I told my therapist I was suicidal and she immediately started mentioning what it would take to call the cops, to call a family member, things against my will, and about a week ago she did. I didn't even do anything wrong, I hadn't cut myself in awhile, I was feeling pretty good all things considered other than catching some nasty sickness. But because I mentioned that I was going through some rough feelings, didn't mention suicide or self-harm or anything, she broke confidentiality and told my sister about my cutting, things I've said, my feelings, saying I can't keep myself safe, and she told the only real friend I have. She had a talk with me, and it didn't help, it made me feel so betrayed and uncomfortable. I don't feel safe saying anything to my therapist anymore and am debating quitting therapy with her. I don't think I can though, even though she isn't really my friend she's one of the closest things I have to one, where I can pretend she is actually someone who wants to talk to me and be with me. I don't have many people I can call friends. My sister tried to take my knives, did actually until I got them back (I'm in a dorm room, I need at least one for normal things) and I just feel slightly uncomfortable around her and that friend she told, like I have to be careful around them.

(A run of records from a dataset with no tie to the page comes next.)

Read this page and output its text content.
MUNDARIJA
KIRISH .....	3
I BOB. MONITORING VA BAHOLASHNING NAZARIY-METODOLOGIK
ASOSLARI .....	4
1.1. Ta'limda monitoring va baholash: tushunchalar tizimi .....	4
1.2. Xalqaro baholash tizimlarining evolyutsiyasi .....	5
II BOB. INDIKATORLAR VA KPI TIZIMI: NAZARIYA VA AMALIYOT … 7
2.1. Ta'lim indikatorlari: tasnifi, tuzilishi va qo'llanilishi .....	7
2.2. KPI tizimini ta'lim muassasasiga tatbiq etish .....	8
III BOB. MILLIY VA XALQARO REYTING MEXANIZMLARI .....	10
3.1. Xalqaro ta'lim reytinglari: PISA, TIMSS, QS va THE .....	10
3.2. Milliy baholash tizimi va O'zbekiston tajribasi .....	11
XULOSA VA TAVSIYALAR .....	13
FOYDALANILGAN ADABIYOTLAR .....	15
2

I really just can't trust anybody, and I feel like everybody is out to get me, like I'm not safe anywhere. But here, I can talk about what I'm feeling, what I'm thinking. I can say I feel like killing myself, I can say why or maybe that I don't know why, I can vent about what's in my brain, I can try and find people, talk to people who feel similar because this is the only place we have to find each other and talk to each other. It sickens me how afraid I and others am to talk about these feelings, I am sick at how we are treated when we try. I do feel hopeless, I do hate myself, I do think and feel and know that every single little thing is better with me out of the picture, and I say that here without fear, and I can hear other people talk about anything that they are feeling as well and I can send them a reply, I can relate to them, I can talk with them, I can try and help in any small way whether it's through validation, kind words, encouragement, genuine compassion, or anything. I'm just so glad this place exists so I had to rant since I don't know exactly how to say what I feel, but this is the only place I feel safe now to truly express how I feel.